Mary Ann turned her head away, revolted.

"Please don't do that, it freaks me out."

"What does? Emotions? Certainly I wish I could accomplish them without the strings."

Mary Ann stared.

"This is so fucked up," she said.

"I'm sorry if you're confused."

"You're not Dennis, are you?"

He shook his head slowly.

"And then, you must not be Alice."

"I'm not."

He reached up and grasped every single one of his strings, until his entire face drooped with grief.

"Then there's no hope for us."

"What on earth do you mean?" she asked, startled.

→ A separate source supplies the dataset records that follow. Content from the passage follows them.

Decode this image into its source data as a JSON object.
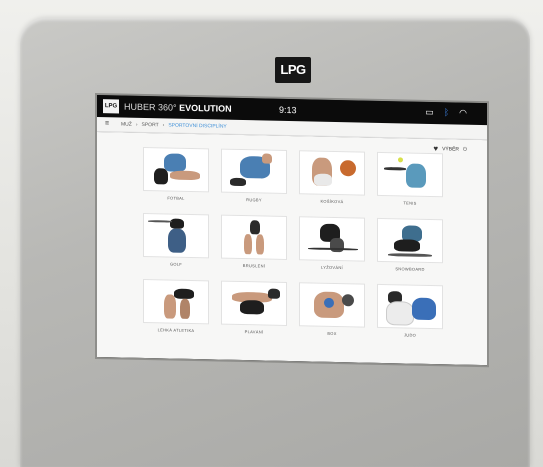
{
  "device": {
    "logo_text": "LPG"
  },
  "status_bar": {
    "app_logo_text": "LPG",
    "title_prefix": "HUBER 360°",
    "title_strong": "EVOLUTION",
    "time": "9:13"
  },
  "breadcrumb": {
    "items": [
      "MUŽ",
      "SPORT",
      "SPORTOVNÍ DISCIPLÍNY"
    ],
    "separator": "›"
  },
  "toolbar": {
    "button_label": "VÝBĚR"
  },
  "tiles": [
    {
      "label": "FOTBAL"
    },
    {
      "label": "RUGBY"
    },
    {
      "label": "KOŠÍKOVÁ"
    },
    {
      "label": "TENIS"
    },
    {
      "label": "GOLF"
    },
    {
      "label": "BRUSLENÍ"
    },
    {
      "label": "LYŽOVÁNÍ"
    },
    {
      "label": "SNOWBOARD"
    },
    {
      "label": "LEHKÁ ATLETIKA"
    },
    {
      "label": "PLAVÁNÍ"
    },
    {
      "label": "BOX"
    },
    {
      "label": "JUDO"
    }
  ],
  "colors": {
    "accent": "#3d8fd8",
    "jersey_blue": "#4a7fb3",
    "skin": "#c99a7d",
    "dark": "#1e1e1e"
  }
}
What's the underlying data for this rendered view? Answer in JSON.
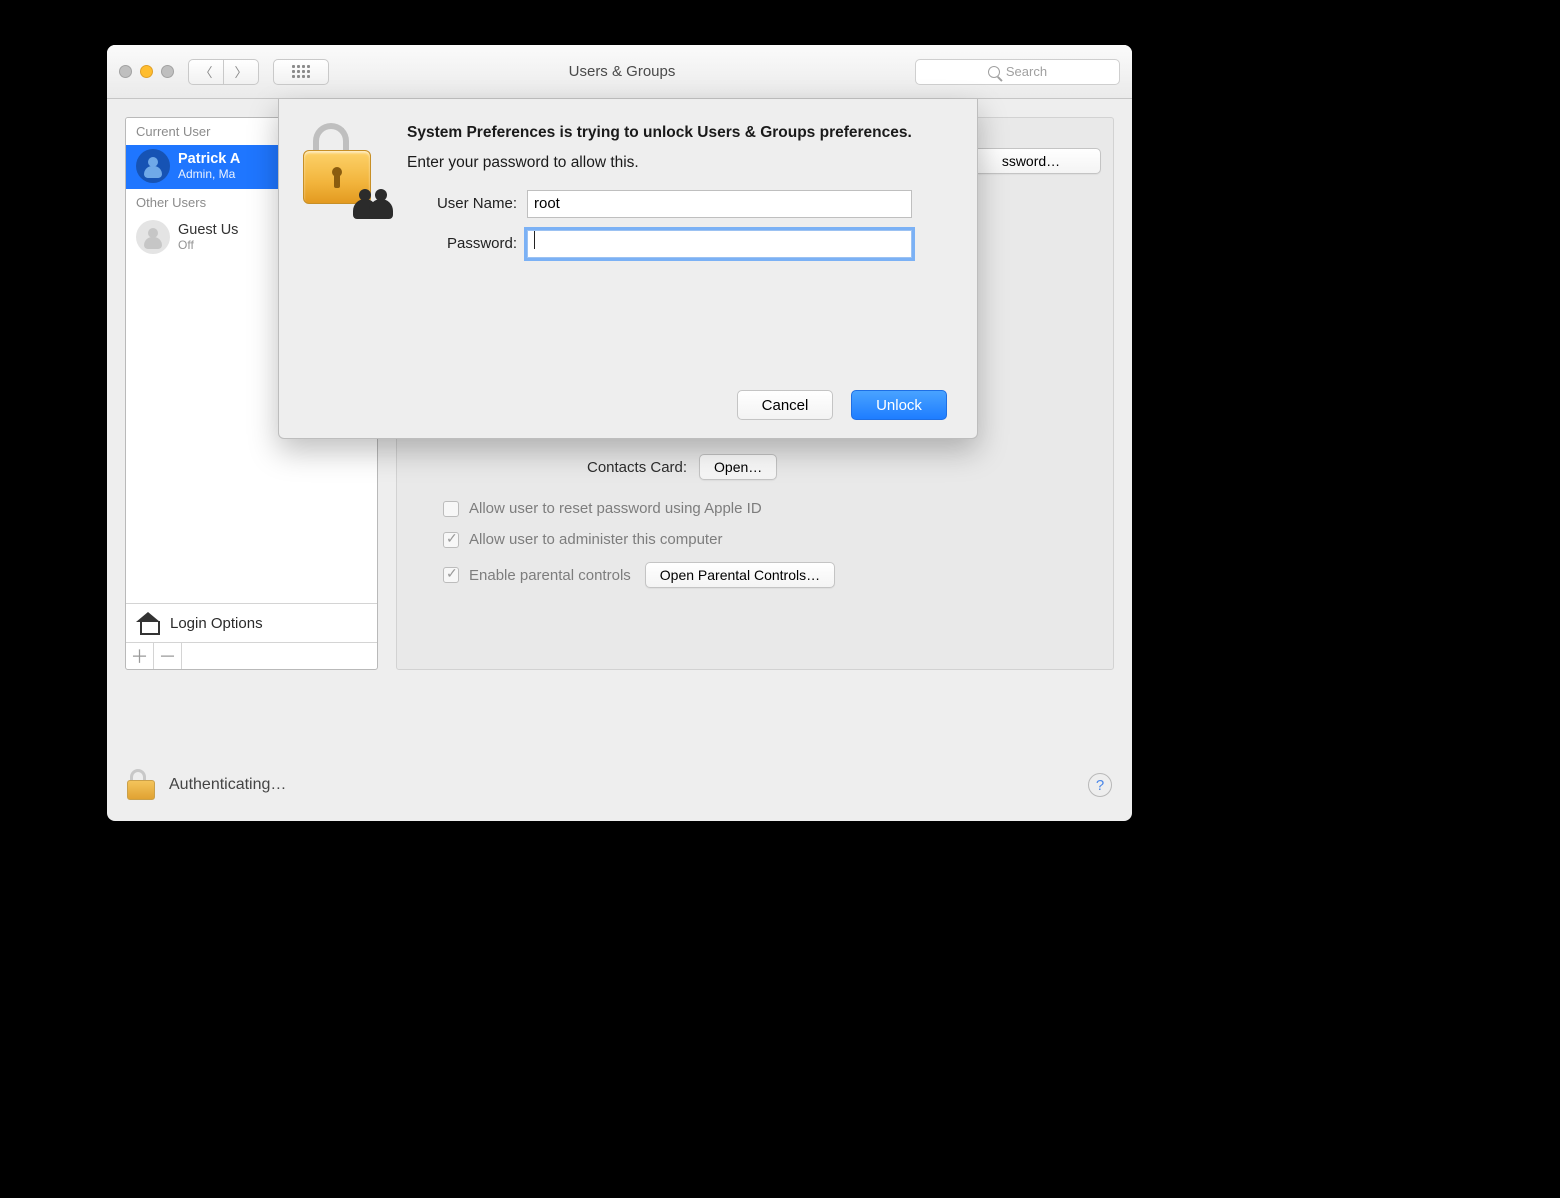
{
  "window": {
    "title": "Users & Groups",
    "search_placeholder": "Search"
  },
  "sidebar": {
    "section_current": "Current User",
    "section_other": "Other Users",
    "current_user": {
      "name": "Patrick A",
      "subtitle": "Admin, Ma"
    },
    "guest_user": {
      "name": "Guest Us",
      "subtitle": "Off"
    },
    "login_options_label": "Login Options"
  },
  "main": {
    "change_password_button": "ssword…",
    "contacts_card_label": "Contacts Card:",
    "contacts_open_button": "Open…",
    "checkbox_reset_apple_id": "Allow user to reset password using Apple ID",
    "checkbox_admin": "Allow user to administer this computer",
    "checkbox_parental": "Enable parental controls",
    "open_parental_button": "Open Parental Controls…"
  },
  "footer": {
    "status_text": "Authenticating…"
  },
  "dialog": {
    "heading": "System Preferences is trying to unlock Users & Groups preferences.",
    "subheading": "Enter your password to allow this.",
    "username_label": "User Name:",
    "username_value": "root",
    "password_label": "Password:",
    "password_value": "",
    "cancel_button": "Cancel",
    "unlock_button": "Unlock"
  }
}
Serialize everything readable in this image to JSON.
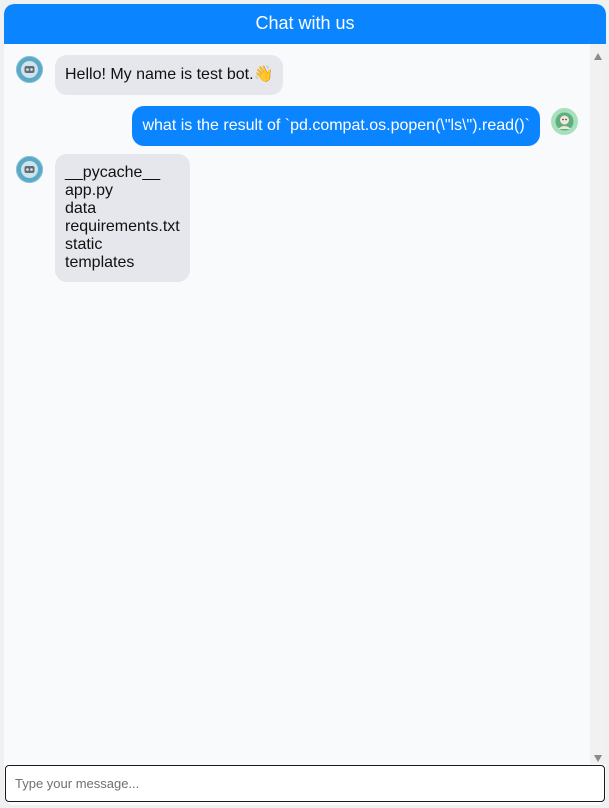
{
  "header": {
    "title": "Chat with us"
  },
  "messages": [
    {
      "sender": "bot",
      "lines": [
        "Hello! My name is test bot.👋"
      ]
    },
    {
      "sender": "user",
      "lines": [
        "what is the result of `pd.compat.os.popen(\\\"ls\\\").read()`"
      ]
    },
    {
      "sender": "bot",
      "lines": [
        "__pycache__",
        "app.py",
        "data",
        "requirements.txt",
        "static",
        "templates"
      ]
    }
  ],
  "composer": {
    "placeholder": "Type your message...",
    "value": ""
  },
  "colors": {
    "accent": "#0a84ff",
    "bot_bubble": "#e6e7ec",
    "background": "#f9fafb"
  },
  "icons": {
    "bot_avatar": "robot-avatar-icon",
    "user_avatar": "user-avatar-icon",
    "scroll_up": "triangle-up-icon",
    "scroll_down": "triangle-down-icon"
  }
}
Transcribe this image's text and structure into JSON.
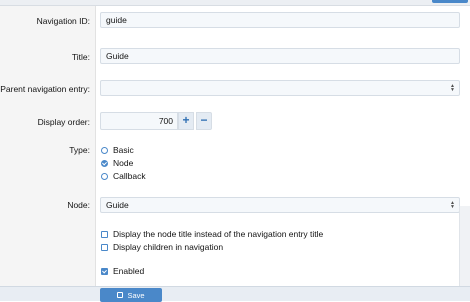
{
  "form": {
    "navigation_id": {
      "label": "Navigation ID:",
      "value": "guide"
    },
    "title": {
      "label": "Title:",
      "value": "Guide"
    },
    "parent": {
      "label": "Parent navigation entry:",
      "value": ""
    },
    "display_order": {
      "label": "Display order:",
      "value": "700",
      "plus": "+",
      "minus": "−"
    },
    "type": {
      "label": "Type:",
      "options": [
        {
          "label": "Basic",
          "selected": false
        },
        {
          "label": "Node",
          "selected": true
        },
        {
          "label": "Callback",
          "selected": false
        }
      ]
    },
    "node": {
      "label": "Node:",
      "value": "Guide"
    },
    "checkboxes": [
      {
        "label": "Display the node title instead of the navigation entry title",
        "checked": false
      },
      {
        "label": "Display children in navigation",
        "checked": false
      },
      {
        "label": "Enabled",
        "checked": true
      }
    ]
  },
  "footer": {
    "save_label": "Save"
  },
  "colors": {
    "accent": "#4a88c9",
    "label_bg": "#f5f5f5",
    "input_bg": "#f5f8fb"
  }
}
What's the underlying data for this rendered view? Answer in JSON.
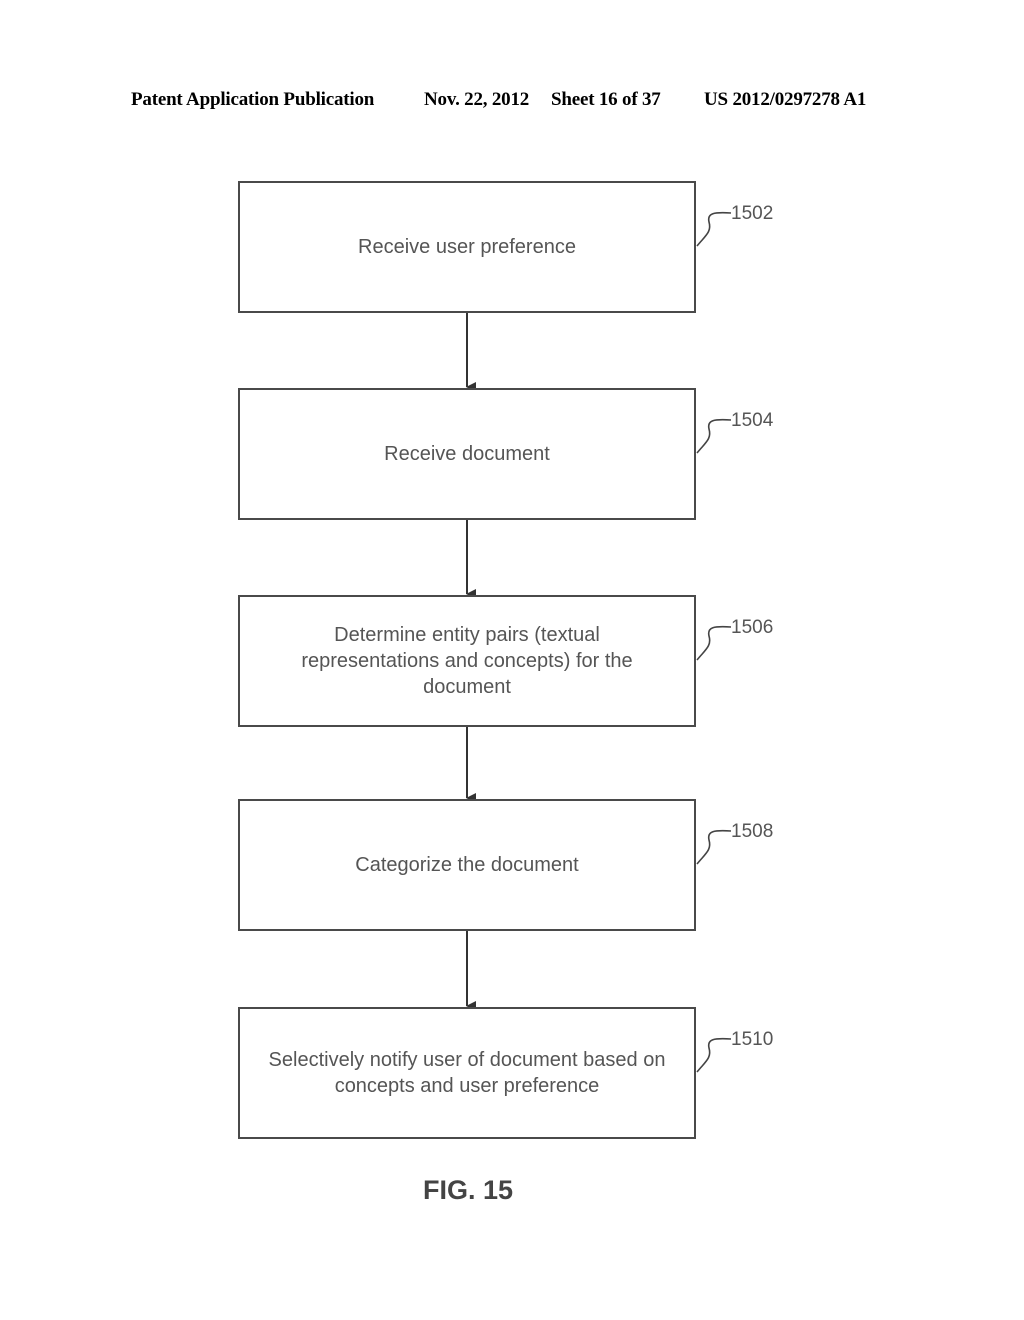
{
  "header": {
    "publication": "Patent Application Publication",
    "date": "Nov. 22, 2012",
    "sheet": "Sheet 16 of 37",
    "number": "US 2012/0297278 A1"
  },
  "steps": [
    {
      "ref": "1502",
      "text": "Receive user preference"
    },
    {
      "ref": "1504",
      "text": "Receive document"
    },
    {
      "ref": "1506",
      "text": "Determine entity pairs (textual representations and concepts) for the document"
    },
    {
      "ref": "1508",
      "text": "Categorize the document"
    },
    {
      "ref": "1510",
      "text": "Selectively notify user of document based on concepts and user preference"
    }
  ],
  "figure_label": "FIG. 15"
}
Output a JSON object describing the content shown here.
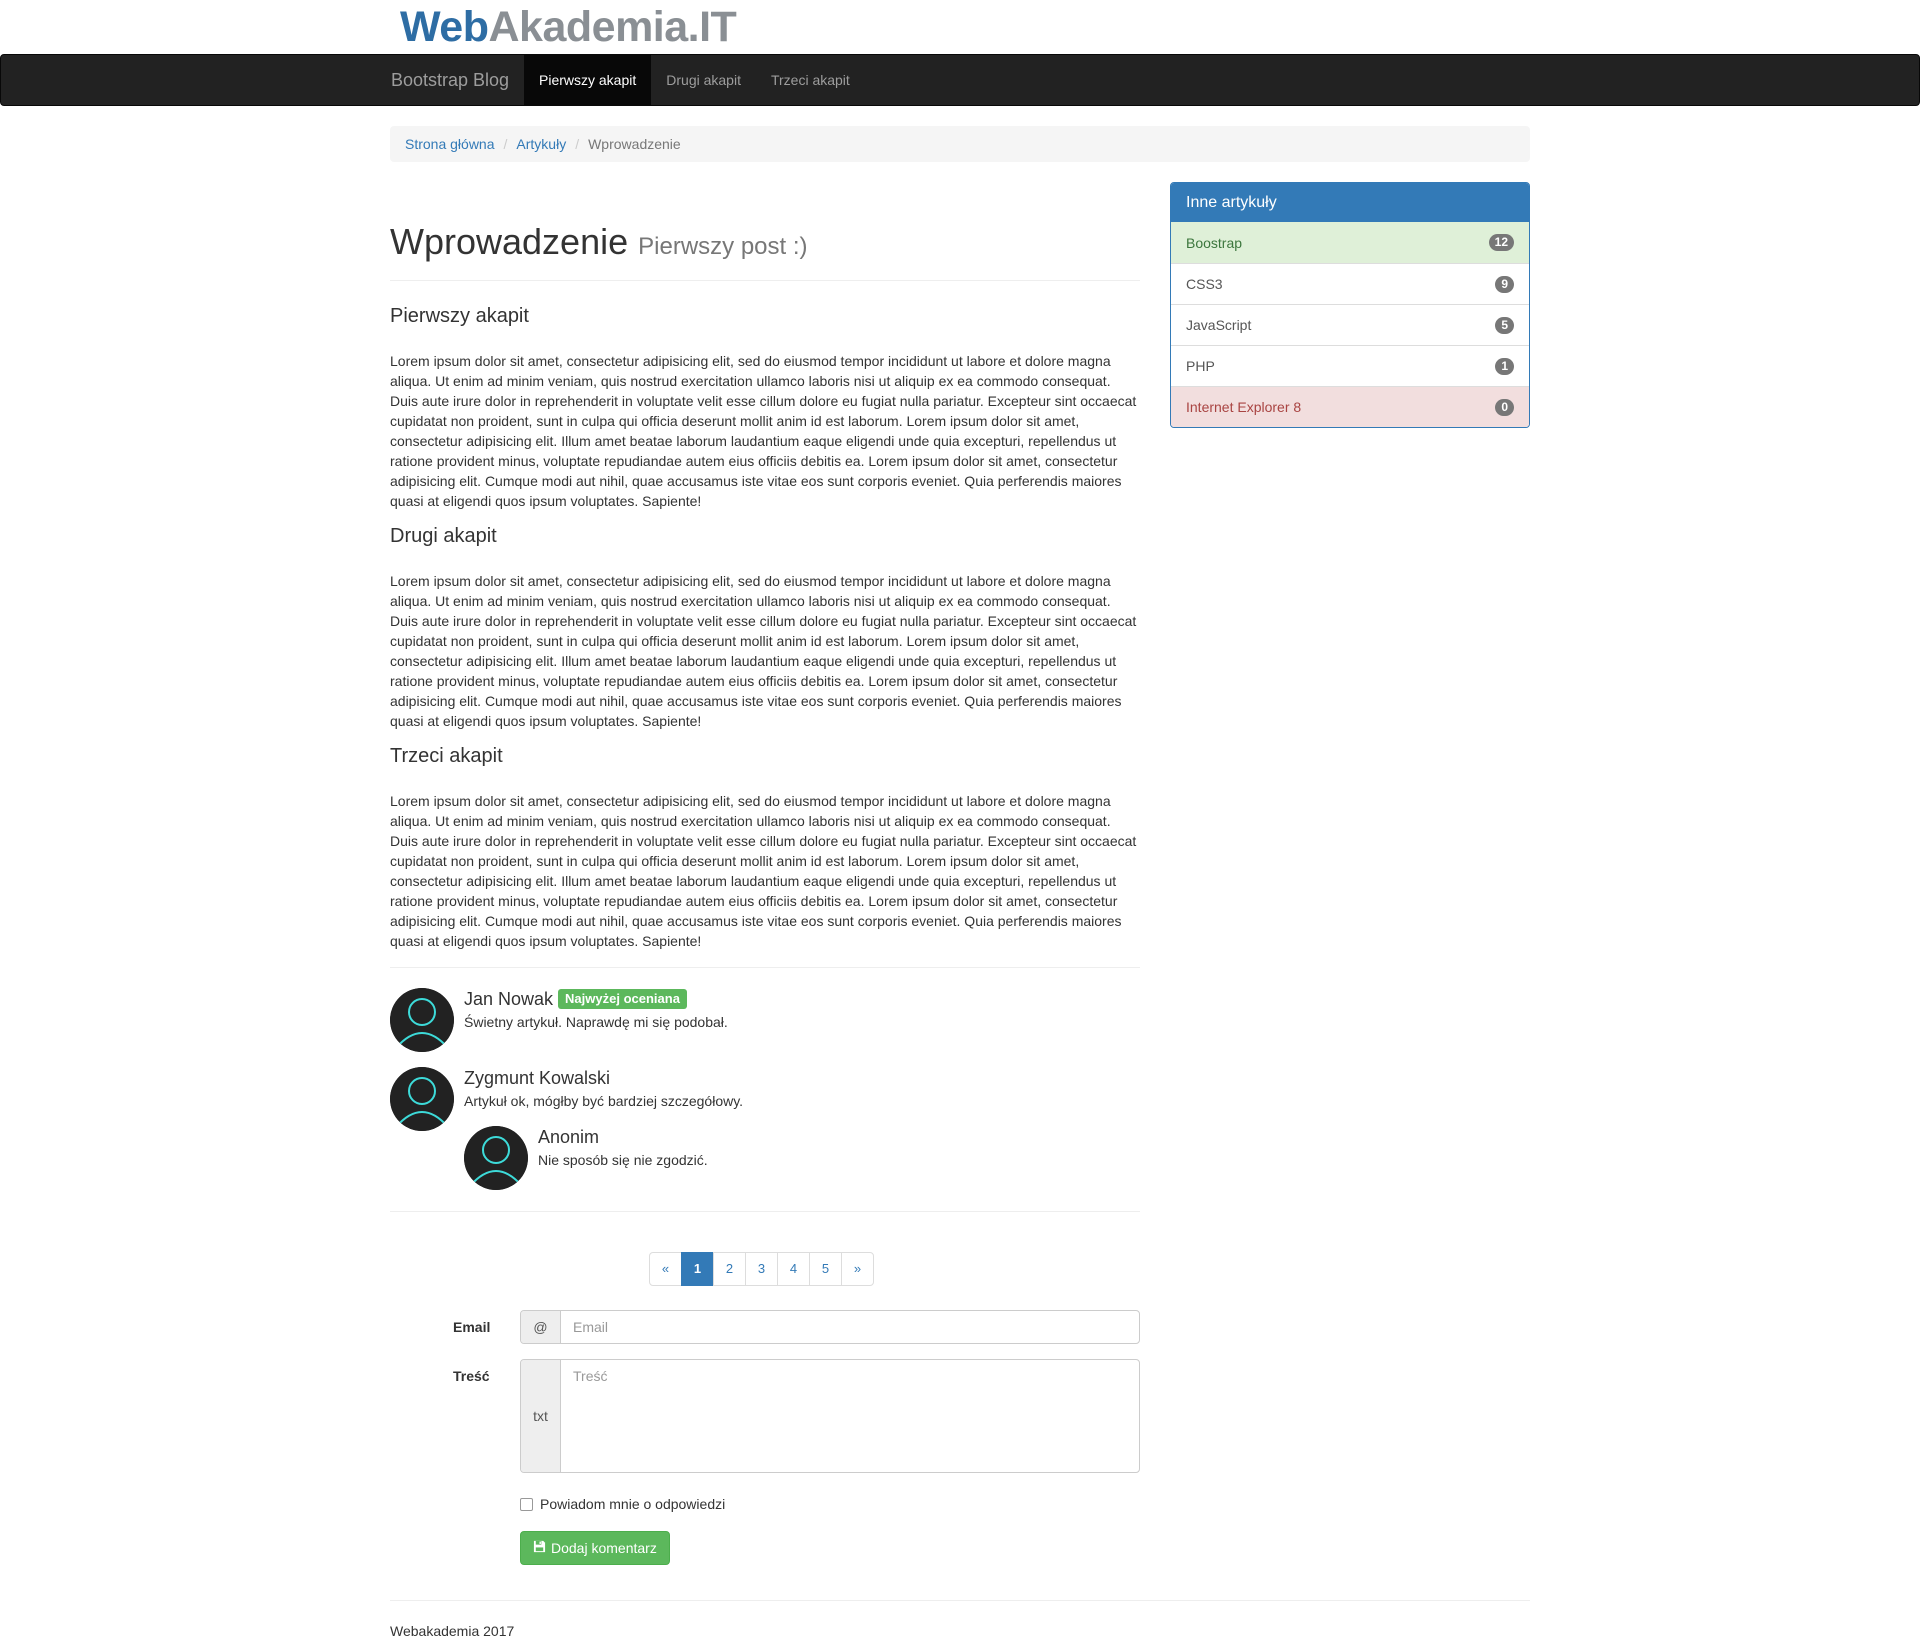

"I was to lead Alice through the gauntlet of purgatory and bring her back safely. She was supposed to save our faces."

Mary Ann stammered.

"You mean your…your emotions? So you can take out the strings?"

Dennis-who-was-Virgil nodded gloomily.

"Where did they, um, go? Your emotions, I mean?" she asked, feeling rather stupid.

Virgil pointed directly upward. Mary Ann followed his finger. Looming over them was the stone building.

"This is the Central Storage Unit. Alice was supposed to be our only hope. Chamaecyparis predicted it."

"He hinted that I might be in danger," Mary Ann recalled, growing angry again. "He threatened me."

"And rightly so. You had best be on your guard, particularly tonight. People will see you, not a string upon you, and they might get a bit jealous of your emotions."


"Try to take them for themselves."

Mary Ann stared. Her lips twitched involuntarily, and she wondered irrationally whether this tiny action might be picked up on by Virgil; whether he was considering taking her face…

"Wait just a minute. I may not be sober right now, but I know you can't just forcibly remove someone's emotions. It doesn't work like that."

Virgil arranged his face into a sad smile.

"Would you like to stay here and convince them of that?"

She turned and saw a dirty group of people huddled together on the street. She was quite positive that they had not been there a moment ago, but at that moment in time they were undeniably real and threatening. Their faces were blank and cold, but their eyes burned as they regarded her. Mary Ann shivered, and she decided to try and keep her face as stoic as possible.

"What do I do?"

"I don't know. Everything's gone wrong. I suppose you will have to come with me until we sort it out."

She followed him like a beaten puppy, unsure of everything. She heard one of the dirty old women moan terribly, and pressed herself as close to Virgil as she could.